Mr. and Mrs. Lomas are now in Simcoe and will reside on Norfolk Street south. Mrs. Lomas is the mother of Mrs. Wm. Cutting.

After a varied career in newspaper work and in the pulpit in this country and England, Rev. Mr. Lomas has been advised by a throat specialist to retire for at least three months. 

For 34 years he preached and lectured under the auspices of the Wesleyan Methodist Church in England, and for three years he reported for one of the English dailies during the Fenian troubles.

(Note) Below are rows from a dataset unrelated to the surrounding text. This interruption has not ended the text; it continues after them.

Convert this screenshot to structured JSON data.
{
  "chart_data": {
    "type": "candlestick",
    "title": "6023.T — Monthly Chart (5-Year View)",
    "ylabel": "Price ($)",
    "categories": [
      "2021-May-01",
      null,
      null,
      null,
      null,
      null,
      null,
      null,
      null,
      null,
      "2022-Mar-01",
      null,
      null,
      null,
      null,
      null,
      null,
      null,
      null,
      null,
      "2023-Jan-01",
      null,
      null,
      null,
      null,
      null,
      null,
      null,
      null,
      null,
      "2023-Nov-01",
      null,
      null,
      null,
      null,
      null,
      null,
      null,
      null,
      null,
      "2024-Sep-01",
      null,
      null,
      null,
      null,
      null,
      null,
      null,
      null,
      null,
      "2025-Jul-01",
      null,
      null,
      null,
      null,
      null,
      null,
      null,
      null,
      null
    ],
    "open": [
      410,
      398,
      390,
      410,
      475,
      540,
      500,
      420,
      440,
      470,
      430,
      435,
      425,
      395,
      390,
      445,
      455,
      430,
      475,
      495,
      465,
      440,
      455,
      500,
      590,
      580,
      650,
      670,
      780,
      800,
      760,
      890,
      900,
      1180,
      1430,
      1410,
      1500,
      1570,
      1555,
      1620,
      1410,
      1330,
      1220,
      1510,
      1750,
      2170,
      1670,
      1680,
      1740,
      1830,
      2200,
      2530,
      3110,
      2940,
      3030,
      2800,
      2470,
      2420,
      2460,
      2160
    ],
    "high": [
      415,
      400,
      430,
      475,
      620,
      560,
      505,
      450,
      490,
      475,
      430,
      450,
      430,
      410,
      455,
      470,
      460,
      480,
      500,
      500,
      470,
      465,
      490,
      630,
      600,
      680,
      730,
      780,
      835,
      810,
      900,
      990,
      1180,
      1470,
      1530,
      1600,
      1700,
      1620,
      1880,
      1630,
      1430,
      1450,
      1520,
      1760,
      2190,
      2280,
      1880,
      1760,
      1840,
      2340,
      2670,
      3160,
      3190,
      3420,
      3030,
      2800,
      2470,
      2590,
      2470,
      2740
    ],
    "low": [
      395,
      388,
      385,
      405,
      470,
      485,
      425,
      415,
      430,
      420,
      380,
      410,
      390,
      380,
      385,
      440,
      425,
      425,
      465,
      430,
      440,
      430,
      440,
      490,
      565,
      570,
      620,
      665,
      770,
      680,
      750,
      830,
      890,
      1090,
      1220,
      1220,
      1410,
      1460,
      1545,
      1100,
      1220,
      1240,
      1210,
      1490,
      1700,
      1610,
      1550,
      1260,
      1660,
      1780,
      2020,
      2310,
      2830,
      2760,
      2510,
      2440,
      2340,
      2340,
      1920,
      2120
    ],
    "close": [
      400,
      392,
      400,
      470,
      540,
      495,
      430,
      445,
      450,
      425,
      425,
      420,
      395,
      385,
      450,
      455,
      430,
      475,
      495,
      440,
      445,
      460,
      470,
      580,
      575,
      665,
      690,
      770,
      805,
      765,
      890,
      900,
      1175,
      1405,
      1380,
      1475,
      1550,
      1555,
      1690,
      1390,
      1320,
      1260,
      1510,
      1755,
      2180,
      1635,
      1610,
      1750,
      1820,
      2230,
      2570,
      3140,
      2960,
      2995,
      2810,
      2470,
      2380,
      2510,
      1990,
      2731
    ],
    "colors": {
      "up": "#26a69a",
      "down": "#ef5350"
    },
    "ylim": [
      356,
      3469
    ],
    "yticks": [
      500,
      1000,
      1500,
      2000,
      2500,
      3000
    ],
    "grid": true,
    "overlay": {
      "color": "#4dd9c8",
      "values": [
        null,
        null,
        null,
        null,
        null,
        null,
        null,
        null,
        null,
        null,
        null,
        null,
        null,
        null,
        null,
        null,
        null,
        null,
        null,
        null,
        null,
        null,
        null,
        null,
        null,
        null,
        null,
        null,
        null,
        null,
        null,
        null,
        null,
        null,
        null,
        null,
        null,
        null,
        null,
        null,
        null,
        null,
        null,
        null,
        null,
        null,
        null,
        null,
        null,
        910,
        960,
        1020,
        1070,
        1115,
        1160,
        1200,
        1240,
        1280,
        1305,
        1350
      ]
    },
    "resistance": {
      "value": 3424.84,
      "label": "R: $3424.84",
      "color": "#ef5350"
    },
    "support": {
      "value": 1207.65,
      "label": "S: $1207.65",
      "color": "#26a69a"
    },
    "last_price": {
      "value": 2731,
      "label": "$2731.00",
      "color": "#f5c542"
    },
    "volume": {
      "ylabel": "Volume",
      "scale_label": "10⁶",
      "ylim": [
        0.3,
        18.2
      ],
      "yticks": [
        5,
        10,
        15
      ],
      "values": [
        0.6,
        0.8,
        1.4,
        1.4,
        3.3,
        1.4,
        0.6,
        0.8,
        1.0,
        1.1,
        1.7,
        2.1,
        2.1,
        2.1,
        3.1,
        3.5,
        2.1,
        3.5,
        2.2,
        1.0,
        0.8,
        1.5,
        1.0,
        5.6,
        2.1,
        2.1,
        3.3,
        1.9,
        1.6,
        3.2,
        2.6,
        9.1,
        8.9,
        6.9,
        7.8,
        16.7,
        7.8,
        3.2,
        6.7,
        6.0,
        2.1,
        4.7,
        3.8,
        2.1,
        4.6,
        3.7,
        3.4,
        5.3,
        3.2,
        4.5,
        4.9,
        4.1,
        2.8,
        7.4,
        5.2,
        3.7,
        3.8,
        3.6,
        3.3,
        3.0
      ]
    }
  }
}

He first located in the United States as a minister at Port Rowan, and since then has built three churches, all of which have been paid for within 12 months of completion.

During the war, Rev. Mr. Lomas was a four-minute man. He holds an autographed souvenir of President Wilson as appreciation of his services. He is a strenuous opponent of the whiskey business and his methods are said to parallel those of Billy Sunday.

Rev. Mr. Lomas' first wife died in February 1920, and has a grown-up family.
 
  

A lightly edited transcription of a page 1 article in the 12 May 1921 Simcoe Reformer newspaper.

Mrs. Watts is Norfolk Pioneer

Mrs. Mary E. Watts, the mother of Mrs. William Cutting, who recently married Rev. John Bayner Lomas, in Tawas City, Michigan, is a descendant of Norfolk's pioneers.

Her first cousin was E. A. Owen, Norfolk's only historian and author of Pioneer Sketches of the Long Point, only a few copies of which are now in existence -- the remainder of the edition being burned in a fire at Delhi some your ago.